Evangelical inclusivists capitulate to culture a third way – by assuming the culture’s high view of human goodness. Pinnock and other inclusivists claim “caution” in their assessment of other religions. They recognize that other religions have “depths of darkness, deception, and bondage in them.”
But though inclusivists seek to be cautious in regards to other religions, they appear much too enthusiastic. Pinnock openly praises Mohammed as a “prophet figure in the style of the Old Testament,” respects Buddha as “a righteous man,” celebrates Hindu literature that articulates a “personal God of love,” and gushes over the “grace” he sees in a Japanese cult! Christianity is unique in that it fulfills, not only the Old Testament religion, but “all religious aspiration and… the human quest itself.”
In Pinnock’s view, all humans are on a quest for the divine. Though he would probably deny the charge, his works indicate that humans are basically good people who simply have gone astray. The people who go to hell will choose to go there because they have consciously chosen to reject Christ. In an interesting twist, Pinnock turns upside-down the traditional teaching that people are bound for hell unless they choose Christ and his heaven and instead teaches a doctrine implying that people are bound for heaven unless they reject Christ and choose hell.

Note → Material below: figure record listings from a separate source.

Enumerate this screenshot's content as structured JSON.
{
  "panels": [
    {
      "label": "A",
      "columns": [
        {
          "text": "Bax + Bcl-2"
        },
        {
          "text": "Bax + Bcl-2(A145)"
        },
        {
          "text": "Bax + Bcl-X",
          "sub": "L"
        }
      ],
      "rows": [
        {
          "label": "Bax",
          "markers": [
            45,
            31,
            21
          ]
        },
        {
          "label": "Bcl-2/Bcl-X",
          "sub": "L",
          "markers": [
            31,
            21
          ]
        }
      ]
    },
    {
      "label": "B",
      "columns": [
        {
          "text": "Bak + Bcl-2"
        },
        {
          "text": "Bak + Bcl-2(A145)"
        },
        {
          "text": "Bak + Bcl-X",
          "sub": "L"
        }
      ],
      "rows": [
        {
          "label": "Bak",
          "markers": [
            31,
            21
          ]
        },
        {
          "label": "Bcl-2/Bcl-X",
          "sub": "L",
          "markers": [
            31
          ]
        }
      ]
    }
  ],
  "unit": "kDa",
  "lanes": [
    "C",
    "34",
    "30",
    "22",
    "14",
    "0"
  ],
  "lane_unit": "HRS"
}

Inclusivists assume that the only sin that people go to hell for is a rejection of salvation in Jesus Christ. Ronald Nash offers a helpful reminder that “rejecting Jesus is not the only reason that men and women are lost. There are no innocent human beings.”
Inclusivism capitulates to the culture’s high view of human morality. Pinnock and others continually point to the goodness and saintliness of the adherents of other religions.
But this brings up a question: who determines what is good? By failing to answer this question, Pinnock and the other inclusivists simply adopt the world’s standard of “goodness” and apply it uncritically to the people around them. It is true that a good Buddhist, a good Muslim and a good Hindu will all go to heaven – if by “good” we mean what Scripture teaches (absolute moral perfection). The problem is not that good people do not go to heaven. Scripture teaches that the problem is there are no good people.
By claiming that saintliness is something other than a consequence of reconciliation with God on the terms he himself has stipulated, the inclusivists divorce “goodness” from the character of Jesus and thus advocate a doctrine of human innocence that is sub-biblical. Pinnock and other inclusivists affirm their position by appealing to God’s overflowing love. But others may ask: “Why should God’s love rather than his truth or holiness ‘overflow’ in the way suggested?” The subordination of God’s holiness to his love is one of the key points of inclusivism’s capitulation to the culture’s view of God.
Inclusivism seeks to answer many of the difficult questions raised by the traditional exclusivist position regarding the fate of the unevangelized. These posts have sought to show how inclusivism’s responses are unbiblical and represent a capitulation to certain cultural assumptions, including the culture’s view of “fairness,” the culture’s definition of “faith,” and the culture’s high view of human goodness.
Though it may be necessary to engage in debate with our inclusivist brothers and sisters, exclusivists should not allow such debates to replace the evangelistic calling of the Church. Though Scripture seems to offer no hope for the unevangelized, wise exclusivists will refrain from dogmatic declarations regarding the extent of God’s salvation.
Christians should participate in missions and evangelism with the belief that Scripture teaches universal human guilt and culpability. We evangelize, not only to improve the lives of those here on earth, but to announce the rescue for those headed for destruction in the life to come.
As for the question as to whether or not God can or will save any unevangelized persons apart from explicit faith in Christ, exclusivists would do well to follow the example of John Calvin and others, who have discouraged speculation into God’s hidden ways. Christians trust in the justice and mercy of a loving, holy God. Ultimately, both the evangelized and unevangelized are in his hands.